Она быстро отвязала свою кобылу, оседлала ее, подтянула подпругу. Сокольник, ни о чем не спрашивая, последовал ее примеру; сокол, сидевший на луке седла, расправил крылья, взмыл в воздух и пошел все выше и выше в темное небо – возможно, получил от человека какую-то неслышную команду.
Они поехали на запад, потом свернули к югу. По пути Тирта коротко изложила то, что явилось ей в видении. Сокольник слушал, не задавая вопросов. Когда она закончила, он заметил:
– Бандиты или люди какого-нибудь лорденыша, которым захотелось пограбить. Тут сплошные междоусобицы.
Его голос был полон отвращения. При всей их мрачности, замкнутости и испытанных воинских качествах, его соплеменники никогда не убивали беспричинно и не развлекались мерзостями наподобие тех, какие она видела на сожженной ферме. Сокольники убивали чисто и лишь тогда, когда без этого нельзя было обойтись, и всегда при этом рисковали собственной жизнью. В остальном же, хоть колдуньям Эсткарпа очень не нравились их обычаи, никто не мог бы назвать сокольников безжалостными варварами.
С ночного неба по спирали спустился сокол и сел на луку седла, лицом к человеку. Тирта услышала, как он резко защелкал клювом. Сокольник повернулся к ней.
– Все, как ты сказала: пожарище, мертвые. Там никого нет.
Тирта упрямо мотнула головой.
– Не в доме – на поле. Они охотились за ним, но не нашли. Он еще жив. Иначе… – Она заколебалась. – Тогда, я думаю, мне дали бы знать, что нам больше незачем идти туда.
Сокольник промолчал. Возможно, решил, что он как давший клятву щита не имеет причин противоречить ей. Но Тирта была уверена, что он по-прежнему считает, что она ошибается и там их ждут лишь одни мертвецы.
Уже забрезжил рассвет, когда они учуяли запах гари и сплетенный с ним сладковатый душок смерти. А потом они выехали на открытую местность, и Тирта увидела стену из вкопанных бревен. Этого в ее видении не было. Но прямо перед ними оказались распахнутые ворота – как будто здешние обитатели, хоть и держались настороже, отчего-то утратили бдительность и впустили тех самых волков, от которых собирались защищаться.
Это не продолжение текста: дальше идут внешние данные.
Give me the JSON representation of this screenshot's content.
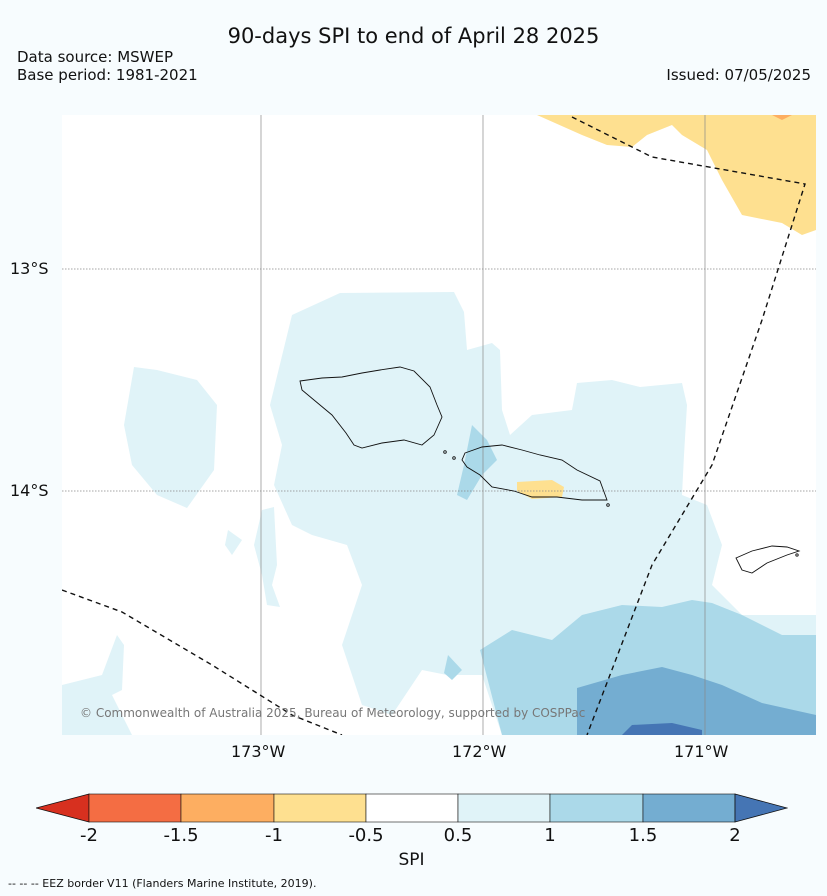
{
  "header": {
    "title": "90-days SPI to end of April 28 2025",
    "source": "Data source: MSWEP",
    "base_period": "Base period: 1981-2021",
    "issued": "Issued: 07/05/2025"
  },
  "map": {
    "lat_labels": [
      "13°S",
      "14°S"
    ],
    "lon_labels": [
      "173°W",
      "172°W",
      "171°W"
    ],
    "copyright": "© Commonwealth of Australia 2025, Bureau of Meteorology, supported by COSPPac"
  },
  "colorbar": {
    "label": "SPI",
    "ticks": [
      "-2",
      "-1.5",
      "-1",
      "-0.5",
      "0.5",
      "1",
      "1.5",
      "2"
    ],
    "colors": {
      "lt_-2": "#d7301f",
      "-2_-1.5": "#f46d43",
      "-1.5_-1": "#fdae61",
      "-1_-0.5": "#fee090",
      "-0.5_0.5": "#ffffff",
      "0.5_1": "#e0f3f8",
      "1_1.5": "#abd9e9",
      "1.5_2": "#74add1",
      "gt_2": "#4575b4"
    }
  },
  "footnote": "--  --  -- EEZ border V11 (Flanders Marine Institute, 2019)."
}
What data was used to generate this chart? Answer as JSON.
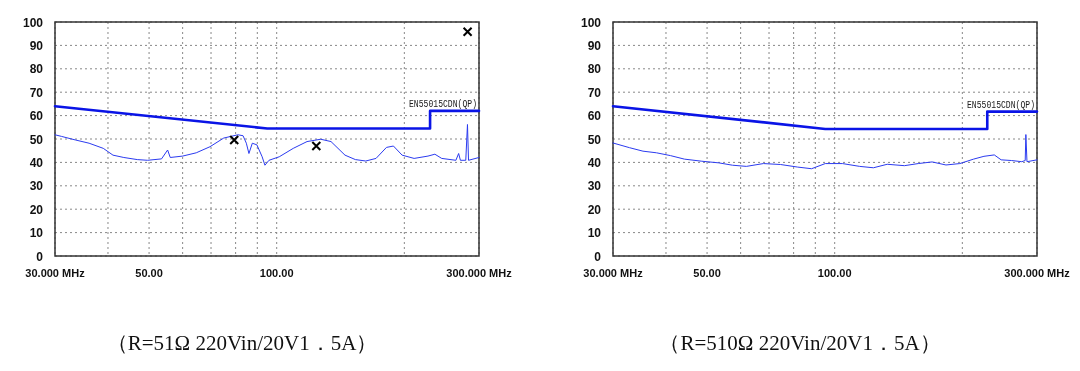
{
  "chart_data": [
    {
      "type": "line",
      "log": "x",
      "grid": true,
      "xlim": [
        30,
        300
      ],
      "ylim": [
        0,
        100
      ],
      "xticks": [
        {
          "value": 30,
          "label": "30.000 MHz"
        },
        {
          "value": 40,
          "label": null
        },
        {
          "value": 50,
          "label": "50.00"
        },
        {
          "value": 60,
          "label": null
        },
        {
          "value": 70,
          "label": null
        },
        {
          "value": 80,
          "label": null
        },
        {
          "value": 90,
          "label": null
        },
        {
          "value": 100,
          "label": "100.00"
        },
        {
          "value": 200,
          "label": null
        },
        {
          "value": 300,
          "label": "300.000 MHz"
        }
      ],
      "yticks": [
        0,
        10,
        20,
        30,
        40,
        50,
        60,
        70,
        80,
        90,
        100
      ],
      "annotations": [
        "（R=51Ω  220Vin/20V1．5A）"
      ],
      "series": [
        {
          "name": "EN55015CDN(QP)",
          "color": "#0a14e6",
          "x": [
            30,
            95,
            230,
            230,
            300
          ],
          "values": [
            64,
            54.5,
            54.5,
            62,
            62
          ]
        },
        {
          "color": "#2b3bf0",
          "x": [
            30,
            31.1,
            33.5,
            36.1,
            39.0,
            41.1,
            43.6,
            46.9,
            49.6,
            53.5,
            55.3,
            56.1,
            60.0,
            64.6,
            69.6,
            75.0,
            81.0,
            83.3,
            84.8,
            86.0,
            87.6,
            89.8,
            92.4,
            93.8,
            95.9,
            101.4,
            109.4,
            117.9,
            127.0,
            134.3,
            144.9,
            153.3,
            162.2,
            171.5,
            181.5,
            188.5,
            197.6,
            210.9,
            227.4,
            236.1,
            245.0,
            264.6,
            268.6,
            271.2,
            279.2,
            281.8,
            283.4,
            300
          ],
          "values": [
            51.8,
            51.1,
            49.6,
            48.2,
            46.0,
            43.1,
            42.1,
            41.2,
            40.9,
            41.5,
            45.3,
            42.1,
            42.7,
            44.1,
            46.7,
            50.4,
            51.8,
            51.4,
            48.2,
            43.8,
            48.2,
            47.5,
            42.4,
            38.8,
            40.9,
            42.4,
            46.0,
            48.9,
            49.9,
            48.9,
            43.1,
            41.2,
            40.6,
            41.7,
            46.4,
            47.0,
            43.1,
            41.7,
            42.7,
            43.5,
            41.7,
            40.9,
            43.8,
            40.9,
            40.9,
            56.2,
            40.9,
            42.1
          ]
        },
        {
          "type": "scatter",
          "marker": "cross",
          "color": "#000000",
          "x": [
            79.4,
            124,
            282
          ],
          "values": [
            49.6,
            47.0,
            95.8
          ]
        }
      ]
    },
    {
      "type": "line",
      "log": "x",
      "grid": true,
      "xlim": [
        30,
        300
      ],
      "ylim": [
        0,
        100
      ],
      "xticks": [
        {
          "value": 30,
          "label": "30.000 MHz"
        },
        {
          "value": 40,
          "label": null
        },
        {
          "value": 50,
          "label": "50.00"
        },
        {
          "value": 60,
          "label": null
        },
        {
          "value": 70,
          "label": null
        },
        {
          "value": 80,
          "label": null
        },
        {
          "value": 90,
          "label": null
        },
        {
          "value": 100,
          "label": "100.00"
        },
        {
          "value": 200,
          "label": null
        },
        {
          "value": 300,
          "label": "300.000 MHz"
        }
      ],
      "yticks": [
        0,
        10,
        20,
        30,
        40,
        50,
        60,
        70,
        80,
        90,
        100
      ],
      "annotations": [
        "（R=510Ω  220Vin/20V1．5A）"
      ],
      "series": [
        {
          "name": "EN55015CDN(QP)",
          "color": "#0a14e6",
          "x": [
            30,
            95,
            229,
            229,
            300
          ],
          "values": [
            64,
            54.3,
            54.3,
            61.7,
            61.7
          ]
        },
        {
          "color": "#2b3bf0",
          "x": [
            30,
            32.8,
            35.3,
            38.0,
            41.0,
            44.2,
            48.6,
            53.3,
            57.4,
            61.9,
            67.9,
            74.5,
            81.8,
            88.2,
            95.0,
            104.3,
            114.5,
            123.4,
            133.0,
            146.0,
            157.4,
            169.7,
            183.0,
            197.3,
            212.6,
            224.9,
            237.9,
            246.9,
            261.2,
            276.2,
            281.4,
            282.4,
            284.1,
            300
          ],
          "values": [
            48.3,
            46.3,
            44.8,
            44.1,
            42.9,
            41.4,
            40.5,
            39.8,
            38.8,
            38.3,
            39.5,
            39.1,
            38.0,
            37.3,
            39.5,
            39.5,
            38.3,
            37.7,
            39.2,
            38.6,
            39.5,
            40.2,
            38.9,
            39.5,
            41.4,
            42.6,
            43.2,
            41.1,
            40.8,
            40.3,
            40.8,
            51.9,
            40.3,
            41.1
          ]
        }
      ]
    }
  ]
}
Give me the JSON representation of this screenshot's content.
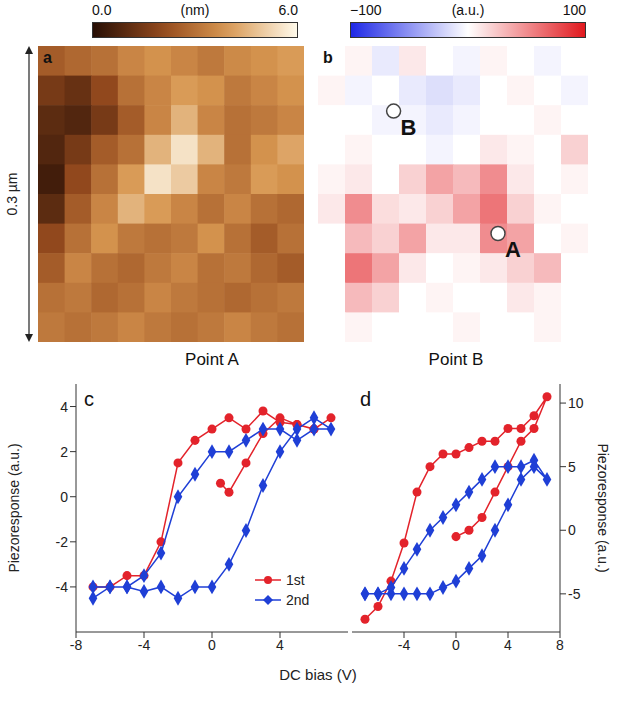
{
  "chart_data": [
    {
      "type": "heatmap",
      "panel": "a",
      "size": 0.3,
      "scale_label": "0.3 µm",
      "colorbar": {
        "range": [
          0,
          6
        ],
        "ticks": [
          {
            "value": 0,
            "label": "0.0"
          },
          {
            "value": 6,
            "label": "6.0"
          }
        ],
        "label": "(nm)"
      },
      "cells": [
        [
          2.5,
          2.8,
          3.0,
          3.5,
          3.8,
          3.5,
          3.2,
          3.6,
          3.8,
          4.0
        ],
        [
          1.5,
          1.2,
          2.0,
          3.0,
          3.5,
          4.0,
          3.8,
          3.2,
          3.5,
          3.8
        ],
        [
          1.0,
          0.8,
          1.5,
          2.5,
          3.5,
          4.5,
          3.5,
          3.0,
          3.2,
          3.5
        ],
        [
          0.8,
          1.5,
          2.5,
          3.0,
          4.5,
          5.5,
          4.5,
          3.0,
          3.8,
          4.2
        ],
        [
          0.5,
          2.0,
          3.0,
          4.0,
          5.5,
          5.0,
          3.5,
          3.2,
          4.0,
          3.8
        ],
        [
          1.0,
          2.5,
          3.5,
          4.5,
          4.0,
          3.5,
          3.0,
          3.5,
          3.0,
          2.8
        ],
        [
          2.0,
          3.0,
          3.8,
          3.2,
          3.0,
          3.2,
          3.8,
          3.0,
          2.5,
          3.0
        ],
        [
          2.5,
          3.5,
          3.0,
          2.8,
          3.2,
          3.5,
          3.0,
          3.2,
          2.8,
          2.5
        ],
        [
          3.0,
          3.2,
          2.8,
          3.0,
          3.5,
          3.2,
          3.0,
          2.8,
          3.0,
          3.2
        ],
        [
          3.2,
          3.0,
          3.2,
          3.5,
          3.2,
          3.0,
          3.2,
          3.5,
          3.2,
          3.0
        ]
      ]
    },
    {
      "type": "heatmap",
      "panel": "b",
      "size": 0.3,
      "colorbar": {
        "range": [
          -100,
          100
        ],
        "ticks": [
          {
            "value": -100,
            "label": "−100"
          },
          100
        ],
        "label": "(a.u.)"
      },
      "points": [
        {
          "label": "A",
          "x": 0.2,
          "y": 0.19
        },
        {
          "label": "B",
          "x": 0.084,
          "y": 0.066
        }
      ],
      "cells": [
        [
          0,
          5,
          -10,
          10,
          0,
          -5,
          5,
          0,
          -5,
          0
        ],
        [
          5,
          -5,
          0,
          -10,
          -15,
          -10,
          0,
          5,
          0,
          -5
        ],
        [
          0,
          0,
          -5,
          -5,
          -10,
          -5,
          0,
          0,
          5,
          0
        ],
        [
          0,
          5,
          0,
          0,
          -5,
          0,
          10,
          5,
          0,
          20
        ],
        [
          5,
          10,
          0,
          20,
          40,
          30,
          50,
          10,
          0,
          5
        ],
        [
          10,
          50,
          15,
          10,
          20,
          40,
          60,
          20,
          5,
          0
        ],
        [
          0,
          30,
          20,
          40,
          10,
          10,
          50,
          40,
          0,
          5
        ],
        [
          0,
          60,
          40,
          10,
          0,
          5,
          10,
          20,
          30,
          0
        ],
        [
          0,
          30,
          20,
          0,
          5,
          0,
          0,
          10,
          5,
          0
        ],
        [
          0,
          5,
          0,
          0,
          0,
          5,
          0,
          0,
          5,
          0
        ]
      ]
    },
    {
      "type": "line",
      "panel": "c",
      "title": "Point A",
      "xlabel": "DC bias (V)",
      "ylabel": "Piezoresponse (a.u.)",
      "xlim": [
        -8,
        8
      ],
      "xticks": [
        -8,
        -4,
        0,
        4
      ],
      "ylim": [
        -6,
        5
      ],
      "yticks": [
        -4,
        -2,
        0,
        2,
        4
      ],
      "legend": "lower right",
      "series": [
        {
          "name": "1st",
          "color": "#e3232b",
          "marker": "circle",
          "x": [
            0.5,
            1,
            2,
            3,
            4,
            5,
            6,
            7,
            6,
            5,
            4,
            3,
            2,
            1,
            0,
            -1,
            -2,
            -3,
            -4,
            -5,
            -6,
            -7
          ],
          "values": [
            0.6,
            0.2,
            1.5,
            2.8,
            3.5,
            3.2,
            3.0,
            3.5,
            3.0,
            3.2,
            3.3,
            3.8,
            3.0,
            3.5,
            3.0,
            2.5,
            1.5,
            -2.0,
            -3.5,
            -3.5,
            -4.0,
            -4.0
          ]
        },
        {
          "name": "2nd",
          "color": "#1f3fd6",
          "marker": "diamond",
          "x": [
            -7,
            -6,
            -5,
            -4,
            -3,
            -2,
            -1,
            0,
            1,
            2,
            3,
            4,
            5,
            6,
            7,
            6,
            5,
            4,
            3,
            2,
            1,
            0,
            -1,
            -2,
            -3,
            -4,
            -5,
            -6,
            -7
          ],
          "values": [
            -4.5,
            -4.0,
            -4.0,
            -4.2,
            -4.0,
            -4.5,
            -4.0,
            -4.0,
            -3.0,
            -1.5,
            0.5,
            2.0,
            3.0,
            3.5,
            3.0,
            3.0,
            2.5,
            3.0,
            3.0,
            2.5,
            2.0,
            2.0,
            1.0,
            0.0,
            -2.5,
            -3.5,
            -4.0,
            -4.0,
            -4.0
          ]
        }
      ]
    },
    {
      "type": "line",
      "panel": "d",
      "title": "Point B",
      "ylabel": "Piezoresponse (a.u.)",
      "xlim": [
        -8,
        8
      ],
      "xticks": [
        -4,
        0,
        4,
        8
      ],
      "ylim": [
        -8,
        11.5
      ],
      "yticks": [
        -5,
        0,
        5,
        10
      ],
      "series": [
        {
          "name": "1st",
          "color": "#e3232b",
          "marker": "circle",
          "x": [
            0,
            1,
            2,
            3,
            4,
            5,
            6,
            7,
            6,
            5,
            4,
            3,
            2,
            1,
            0,
            -1,
            -2,
            -3,
            -4,
            -5,
            -6,
            -7
          ],
          "values": [
            -0.5,
            0,
            1,
            3,
            5,
            7,
            8,
            10.5,
            9,
            8,
            8,
            7,
            7,
            6.5,
            6,
            6,
            5,
            3,
            -1,
            -4,
            -6,
            -7
          ]
        },
        {
          "name": "2nd",
          "color": "#1f3fd6",
          "marker": "diamond",
          "x": [
            -7,
            -6,
            -5,
            -4,
            -3,
            -2,
            -1,
            0,
            1,
            2,
            3,
            4,
            5,
            6,
            7,
            6,
            5,
            4,
            3,
            2,
            1,
            0,
            -1,
            -2,
            -3,
            -4,
            -5,
            -6,
            -7
          ],
          "values": [
            -5,
            -5,
            -5,
            -5,
            -5,
            -5,
            -4.5,
            -4,
            -3,
            -2,
            0,
            2,
            4,
            5,
            4,
            5.5,
            5,
            5,
            5,
            4,
            3,
            2,
            1,
            0,
            -1.5,
            -3,
            -4.5,
            -5,
            -5
          ]
        }
      ]
    }
  ]
}
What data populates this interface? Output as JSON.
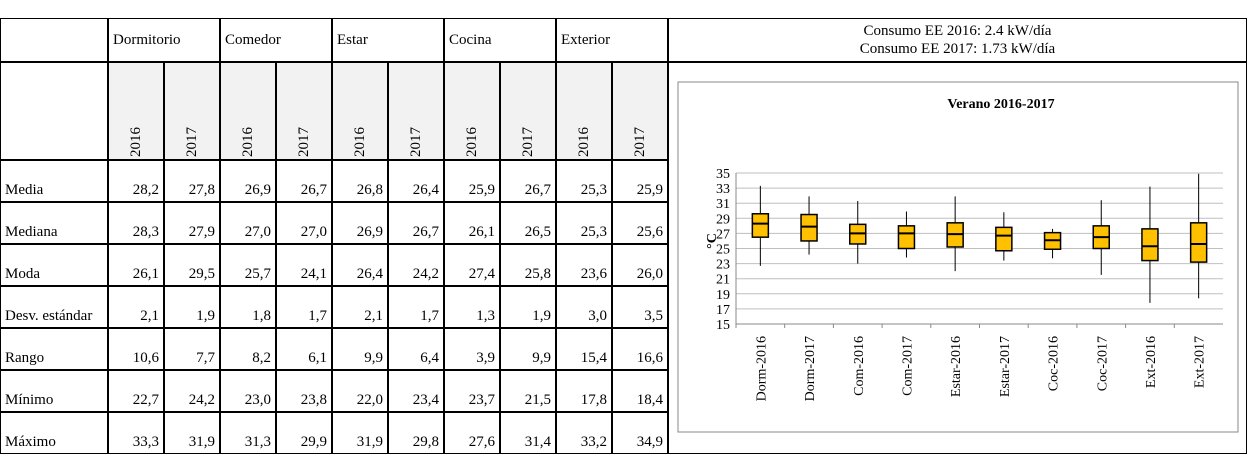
{
  "header": {
    "regions": [
      "Dormitorio",
      "Comedor",
      "Estar",
      "Cocina",
      "Exterior"
    ],
    "summary": [
      "Consumo EE 2016: 2.4 kW/día",
      "Consumo EE 2017: 1.73 kW/día"
    ]
  },
  "table": {
    "years": [
      "2016",
      "2017",
      "2016",
      "2017",
      "2016",
      "2017",
      "2016",
      "2017",
      "2016",
      "2017"
    ],
    "rows": [
      {
        "label": "Media",
        "values": [
          "28,2",
          "27,8",
          "26,9",
          "26,7",
          "26,8",
          "26,4",
          "25,9",
          "26,7",
          "25,3",
          "25,9"
        ]
      },
      {
        "label": "Mediana",
        "values": [
          "28,3",
          "27,9",
          "27,0",
          "27,0",
          "26,9",
          "26,7",
          "26,1",
          "26,5",
          "25,3",
          "25,6"
        ]
      },
      {
        "label": "Moda",
        "values": [
          "26,1",
          "29,5",
          "25,7",
          "24,1",
          "26,4",
          "24,2",
          "27,4",
          "25,8",
          "23,6",
          "26,0"
        ]
      },
      {
        "label": "Desv. estándar",
        "values": [
          "2,1",
          "1,9",
          "1,8",
          "1,7",
          "2,1",
          "1,7",
          "1,3",
          "1,9",
          "3,0",
          "3,5"
        ]
      },
      {
        "label": "Rango",
        "values": [
          "10,6",
          "7,7",
          "8,2",
          "6,1",
          "9,9",
          "6,4",
          "3,9",
          "9,9",
          "15,4",
          "16,6"
        ]
      },
      {
        "label": "Mínimo",
        "values": [
          "22,7",
          "24,2",
          "23,0",
          "23,8",
          "22,0",
          "23,4",
          "23,7",
          "21,5",
          "17,8",
          "18,4"
        ]
      },
      {
        "label": "Máximo",
        "values": [
          "33,3",
          "31,9",
          "31,3",
          "29,9",
          "31,9",
          "29,8",
          "27,6",
          "31,4",
          "33,2",
          "34,9"
        ]
      }
    ]
  },
  "chart_data": {
    "type": "box",
    "title": "Verano 2016-2017",
    "y_label": "°C",
    "color": "#ffc000",
    "categories": [
      "Dorm-2016",
      "Dorm-2017",
      "Com-2016",
      "Com-2017",
      "Estar-2016",
      "Estar-2017",
      "Coc-2016",
      "Coc-2017",
      "Ext-2016",
      "Ext-2017"
    ],
    "min": [
      22.7,
      24.2,
      23.0,
      23.8,
      22.0,
      23.4,
      23.7,
      21.5,
      17.8,
      18.4
    ],
    "q1": [
      26.5,
      26.0,
      25.6,
      25.0,
      25.2,
      24.7,
      24.9,
      25.0,
      23.4,
      23.2
    ],
    "median": [
      28.3,
      27.9,
      27.0,
      27.0,
      26.9,
      26.7,
      26.1,
      26.5,
      25.3,
      25.6
    ],
    "q3": [
      29.6,
      29.5,
      28.2,
      28.0,
      28.4,
      27.8,
      27.1,
      28.0,
      27.6,
      28.4
    ],
    "max": [
      33.3,
      31.9,
      31.3,
      29.9,
      31.9,
      29.8,
      27.6,
      31.4,
      33.2,
      34.9
    ],
    "ylim": [
      15,
      35
    ],
    "yticks": [
      15,
      17,
      19,
      21,
      23,
      25,
      27,
      29,
      31,
      33,
      35
    ],
    "grid": true
  }
}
Кобыла Тирты зафыркала и замотала головой. Ей не нравился запах. Но когда Тирта послала ее вперед, сопротивляться лошадь не стала, и так, с торгианом на поводу, они въехали в это некогда охраняемое место.
Перед ними предстали те самые почерневшие от дыма руины, которые она видела, и вытоптанный сад. Огонь погас – здесь больше нечему было гореть. Тирта увидела мертвую собаку и жалкое тельце за ней. Но мертвые уже не нуждались в них, в отличие от живых.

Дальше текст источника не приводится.